This spring, I was approached by my friend and colleague Nancy Yerian and asked if I would be interested in participating in a StoryCorps interview at their mobile recording booth. She was able to make the appointment through Vibrant Kin, one of many community partners who help make sure the StoryCorps mobile tour reaches a diverse audience. I was excited to be asked and immediately decided that I would like for her to be my partner in the conversation. We are both members of the LGBTQ+ community and I thought it would be a great opportunity for each of us to tell our own stories and contribute to LGBTQ+ oral histories, which are unfortunately few and far between in the collections of museums and libraries. While I cannot speak for Nancy directly, I feel we both felt a sense of responsibility heading into the interview on behalf of our community.

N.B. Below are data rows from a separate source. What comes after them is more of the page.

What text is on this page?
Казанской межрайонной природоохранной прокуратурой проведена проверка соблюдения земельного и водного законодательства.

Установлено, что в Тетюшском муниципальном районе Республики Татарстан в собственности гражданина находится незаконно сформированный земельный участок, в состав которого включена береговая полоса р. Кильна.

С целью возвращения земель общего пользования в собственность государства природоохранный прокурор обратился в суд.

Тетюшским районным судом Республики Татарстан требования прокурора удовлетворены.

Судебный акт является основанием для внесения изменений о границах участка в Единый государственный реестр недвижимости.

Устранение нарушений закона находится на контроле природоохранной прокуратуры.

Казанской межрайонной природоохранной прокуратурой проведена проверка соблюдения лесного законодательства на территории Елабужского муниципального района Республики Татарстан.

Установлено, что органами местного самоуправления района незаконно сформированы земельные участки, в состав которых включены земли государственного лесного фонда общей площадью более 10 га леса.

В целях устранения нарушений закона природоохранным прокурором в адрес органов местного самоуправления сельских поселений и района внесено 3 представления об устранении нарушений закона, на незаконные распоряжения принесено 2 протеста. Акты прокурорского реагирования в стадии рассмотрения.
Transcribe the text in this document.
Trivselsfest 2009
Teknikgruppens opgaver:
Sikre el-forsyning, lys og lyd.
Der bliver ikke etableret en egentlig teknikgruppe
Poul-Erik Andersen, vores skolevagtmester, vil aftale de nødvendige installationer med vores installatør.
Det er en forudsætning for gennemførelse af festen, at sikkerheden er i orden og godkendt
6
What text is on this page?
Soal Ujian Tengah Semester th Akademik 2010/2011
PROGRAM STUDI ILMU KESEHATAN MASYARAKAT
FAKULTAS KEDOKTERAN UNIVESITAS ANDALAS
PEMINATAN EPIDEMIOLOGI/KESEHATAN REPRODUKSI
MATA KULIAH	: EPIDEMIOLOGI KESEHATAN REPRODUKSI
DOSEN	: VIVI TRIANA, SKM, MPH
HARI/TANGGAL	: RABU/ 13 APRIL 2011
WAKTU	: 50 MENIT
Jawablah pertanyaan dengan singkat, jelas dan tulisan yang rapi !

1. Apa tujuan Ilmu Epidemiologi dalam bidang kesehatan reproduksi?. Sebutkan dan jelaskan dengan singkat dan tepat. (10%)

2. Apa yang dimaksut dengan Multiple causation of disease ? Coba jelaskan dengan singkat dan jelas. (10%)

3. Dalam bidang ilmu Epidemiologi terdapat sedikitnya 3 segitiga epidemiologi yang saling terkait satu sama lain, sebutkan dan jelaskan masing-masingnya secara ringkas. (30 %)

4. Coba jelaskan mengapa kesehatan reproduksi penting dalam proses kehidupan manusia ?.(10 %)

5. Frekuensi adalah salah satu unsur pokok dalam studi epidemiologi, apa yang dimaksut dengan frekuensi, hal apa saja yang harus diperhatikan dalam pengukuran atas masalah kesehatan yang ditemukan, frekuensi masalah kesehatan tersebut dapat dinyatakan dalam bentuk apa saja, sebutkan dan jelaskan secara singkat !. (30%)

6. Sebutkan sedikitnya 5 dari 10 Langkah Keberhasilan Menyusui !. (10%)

The day finally came for us to meet in the recording booth. I found myself strangely nervous. I didn’t know what to expect and the thought of our conversation being recorded with a member of the StoryCorps team in the room became a somewhat daunting prospect. I was prepared to speak honestly and openly with Nancy about whatever she wanted to ask. Knowing that we would both be sharing our coming out stories and deeply personal details about our lives in front of another person became intimidating. I felt like I was about to come out of the closet again. I was, and this time I was, we were, coming out to the entire nation.
Morgan was our StoryCorps team member and he helped us settle in. As we talked with him and did our sound tests I started to feel more at ease and I think Nancy did as well. I became excited now that we were getting this opportunity to tell America our stories; stories that need to be heard by many in our country. I hope that in doing so, we were able to make a positive difference in the life of someone who isn’t yet out to family, friends or their community. Our stories, full of joy and pain and all that comes with declaring to the world that you are proudly and unapologetically who you are, may provide some kid in rural Indiana or elsewhere, hope that it gets better. I reached out to Nancy about this post and she provided this comment about the experience: “I am used to being the listener, not the storyteller, so this experience felt incredibly personal as well as empowering. The connection we were able to make in just forty minutes (which flew by) reminded me of how powerful our stories really are.”
Participating in StoryCorps was a deeply humbling and incredibly emotional experience. I will be processing our conversation for days going forward. Nancy and I have both resolved to continue our conversation in the coming weeks, both of us feeling we have only just begun to tell our stories. This is the power of the StoryCorps project. It connects all of us as humans and as Americans. I am so honored to have had the opportunity to participate and I encourage anyone to do so if they get the chance. We all have a story to share and we all have an obligation to listen. It’s how we learn to become a better people. We have more in common than we think, and there is less that divides us. We need to come together and listen. That is what StoryCorps is all about.